Shopify is set to cut about 10 percent of its global staff, which amounts to approximately 1,000 employees.
The cuts were first reported by the The Wall Street Journal, which cited an internal memo that CEO Tobi Lütke sent to staff on Tuesday.
The roles most impacted by the layoffs are in recruiting, support, and sales.
According to the memo, which Shopify posted online, the layoffs are necessary as the e-commerce boom that fueled Shopify’s growth in recent years has cooled.
“It’s now clear that bet didn’t pay off,” Lütke said in the memo, citing a bet Shopify made that the share of dollars that go through e-commerce rather than physical retail would “permanently leap ahead” by five or even 10 years due to the COVID-19 pandemic.
“What we see now is the mix reverting to roughly where pre-Covid data would have suggested it should be at this point,” the CEO wrote. “Still growing steadily, but it wasn’t a meaningful 5-year leap ahead. Our market share in ecommerce is a lot higher than it is in retail, so this matters. Ultimately, placing this bet was my call to make and I got this wrong. Now, we have to adjust. As a consequence, we have to say goodbye to some of you today and I’m deeply sorry for that.”

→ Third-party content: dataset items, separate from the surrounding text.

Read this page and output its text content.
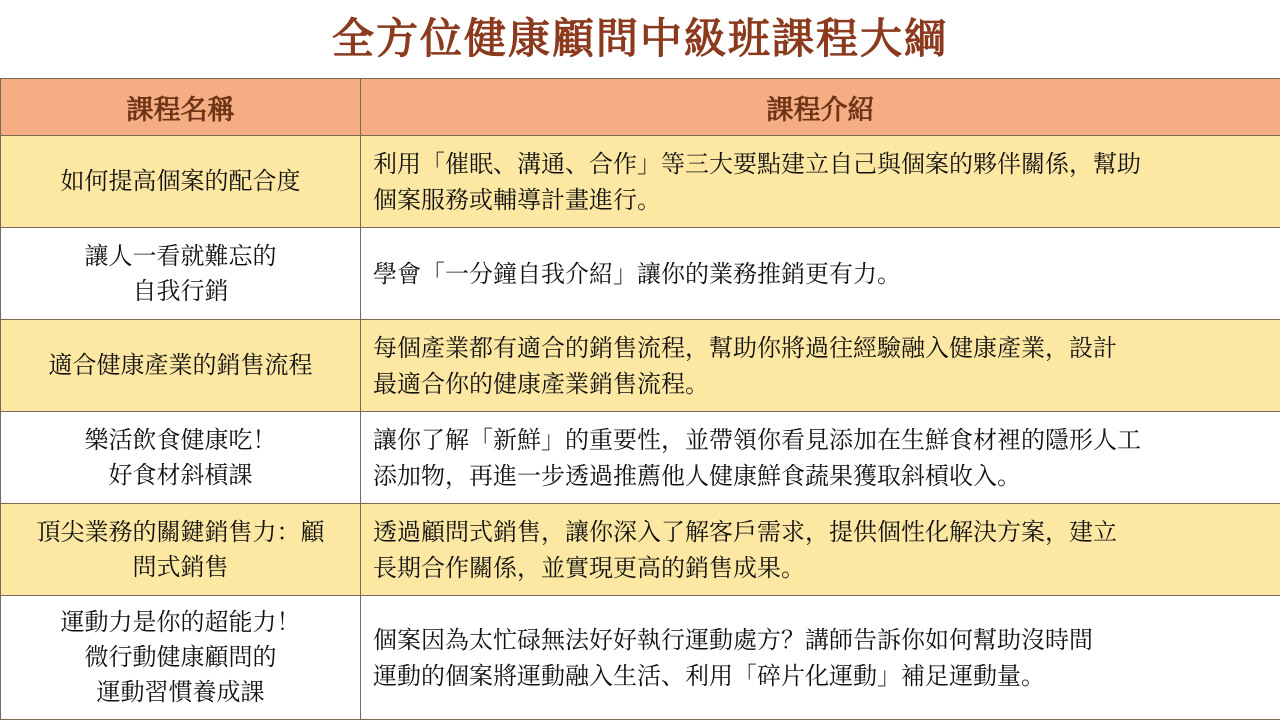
全方位健康顧問中級班課程大綱
課程名稱	課程介紹

如何提高個案的配合度	利用「催眠、溝通、合作」等三大要點建立自己與個案的夥伴關係，幫助
個案服務或輔導計畫進行。

讓人一看就難忘的
自我行銷	學會「一分鐘自我介紹」讓你的業務推銷更有力。

適合健康產業的銷售流程	每個產業都有適合的銷售流程，幫助你將過往經驗融入健康產業，設計
最適合你的健康產業銷售流程。

樂活飲食健康吃！
好食材斜槓課	讓你了解「新鮮」的重要性，並帶領你看見添加在生鮮食材裡的隱形人工
添加物，再進一步透過推薦他人健康鮮食蔬果獲取斜槓收入。

頂尖業務的關鍵銷售力：顧
問式銷售	透過顧問式銷售，讓你深入了解客戶需求，提供個性化解決方案，建立
長期合作關係，並實現更高的銷售成果。

運動力是你的超能力！
微行動健康顧問的
運動習慣養成課	個案因為太忙碌無法好好執行運動處方？講師告訴你如何幫助沒時間
運動的個案將運動融入生活、利用「碎片化運動」補足運動量。
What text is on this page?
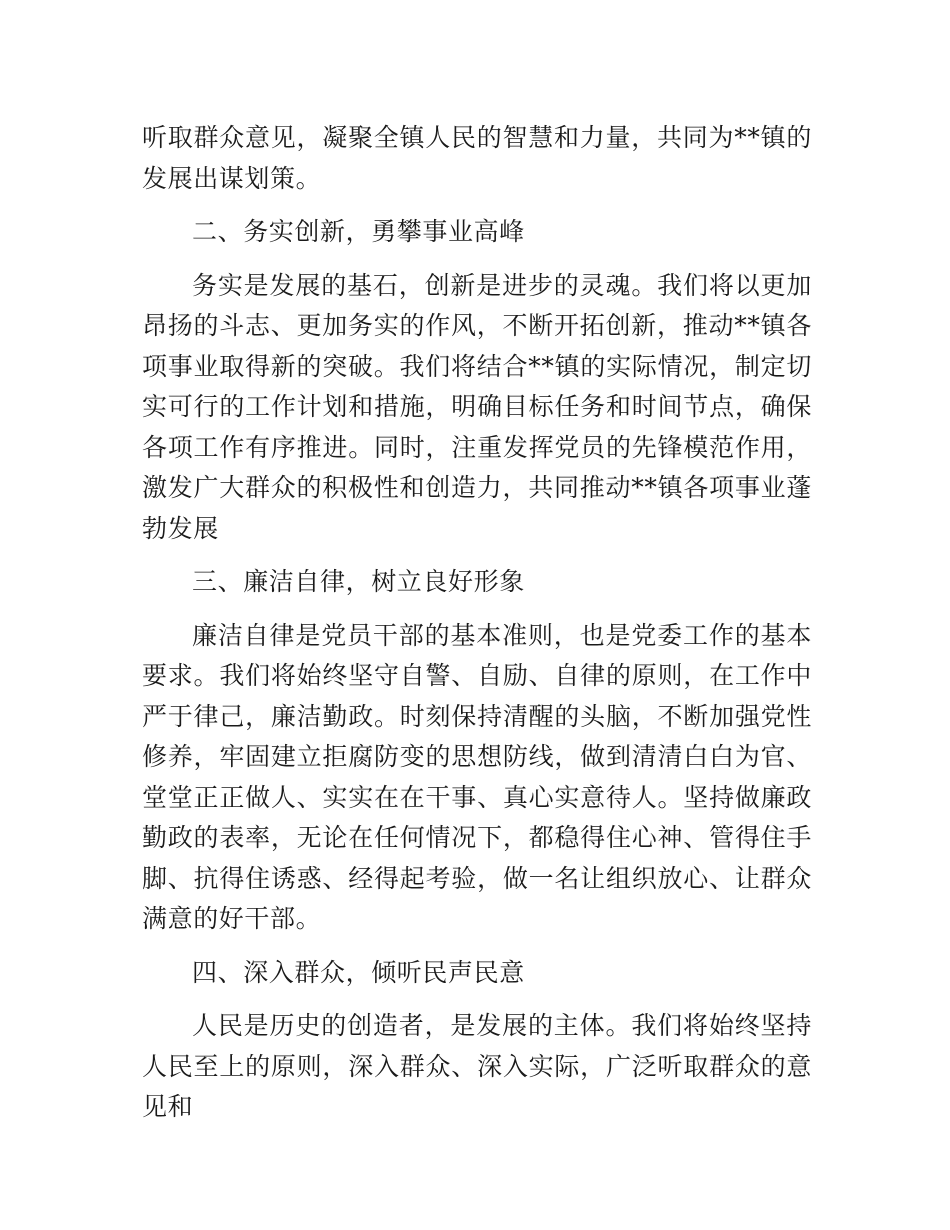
听取群众意见，凝聚全镇人民的智慧和力量，共同为**镇的发展出谋划策。

二、务实创新，勇攀事业高峰

务实是发展的基石，创新是进步的灵魂。我们将以更加昂扬的斗志、更加务实的作风，不断开拓创新，推动**镇各项事业取得新的突破。我们将结合**镇的实际情况，制定切实可行的工作计划和措施，明确目标任务和时间节点，确保各项工作有序推进。同时，注重发挥党员的先锋模范作用，激发广大群众的积极性和创造力，共同推动**镇各项事业蓬勃发展

三、廉洁自律，树立良好形象

廉洁自律是党员干部的基本准则，也是党委工作的基本要求。我们将始终坚守自警、自励、自律的原则，在工作中严于律己，廉洁勤政。时刻保持清醒的头脑，不断加强党性修养，牢固建立拒腐防变的思想防线，做到清清白白为官、堂堂正正做人、实实在在干事、真心实意待人。坚持做廉政勤政的表率，无论在任何情况下，都稳得住心神、管得住手脚、抗得住诱惑、经得起考验，做一名让组织放心、让群众满意的好干部。

四、深入群众，倾听民声民意

人民是历史的创造者，是发展的主体。我们将始终坚持人民至上的原则，深入群众、深入实际，广泛听取群众的意见和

The roles most impacted by the layoffs are in recruiting, support, and sales. Lütke also noted that, across the company, Shopify is eliminating “over-specialized and duplicate roles, as well as some groups that were convenient to have but too far removed from building products.”
In response to a request for comment, a Shopify spokesperson referred BetaKit to the memo.
The cuts come just more than a month after BetaKit reported that the company told employees at a June 23 town hall that they should lower their expectations regarding company growth, and that hiring will slow.
Shopify had previously set aggressive hiring goals, specifically around engineers, attempting to hire 2,021 roles last year. Lütke told staff at the June town hall that the company no longer needs to target such numbers.
Reports of the layoffs come one day before Shopify is set to announce its second quarter 2022 financial results. According to The Globe and Mail, analysts lowered their expectations for the company ahead of the results citing the macroeconomic environment.
Last quarter, Shopify’s Q1 2022 results saw the e-commerce company’s revenue growth continue to slow, as the pandemic forces that drove the rise of e-commerce waned. While the company bought Deliverr to bolster its fulfillment network, Shopify’s year-over-year revenue growth slowed in comparison to 2021 even with an increase of about 21 percent.
Regarding laid-off employees, Lütke noted in the memo that Shopify is offering “a generous severance package.” This includes 16 weeks of severance pay, plus an additional week for every year of tenure at Shopify. “We’ll remove any equity cliff, and extend any medical benefits,” the CEO added.
The company is also offering outplacement services, including career coaching, interviewing support, and resume crafting. Shopify has also promised to connect those affected with companies looking to hire, and the memo notes that Shopify will continue to pay now-former employees’ internet costs for the period and allow them to keep at-home office furniture while offering an allowance that can be used to buy new laptops.
Speaking to what’s next for Shopify, Lütke said in the memo, “our opportunity is massive and it’s still early days for Shopify.”
“Every team here is now either focused on building products or directly supporting those who do,” he wrote. “Our customers are merchants, entrepreneurs, and small businesses owners – the bedrock of our economy and precisely those that are typically hit hardest during recessions. Most are already feeling it. We again have a clear objective in these challenging macro economic times, and we will use everything we’ve got to help them succeed and come out stronger. That’s our core mission.”
Shopify is one of many tech companies that are feeling the impact of the macroeconomic environment, including large tech companies like Meta, Microsoft, and Netflix. In Canada, that list includes Wealthsimple, Introhive, Clutch, WonderFi, Thinkific, Bonsai, BBTV, Legible, and Proposify.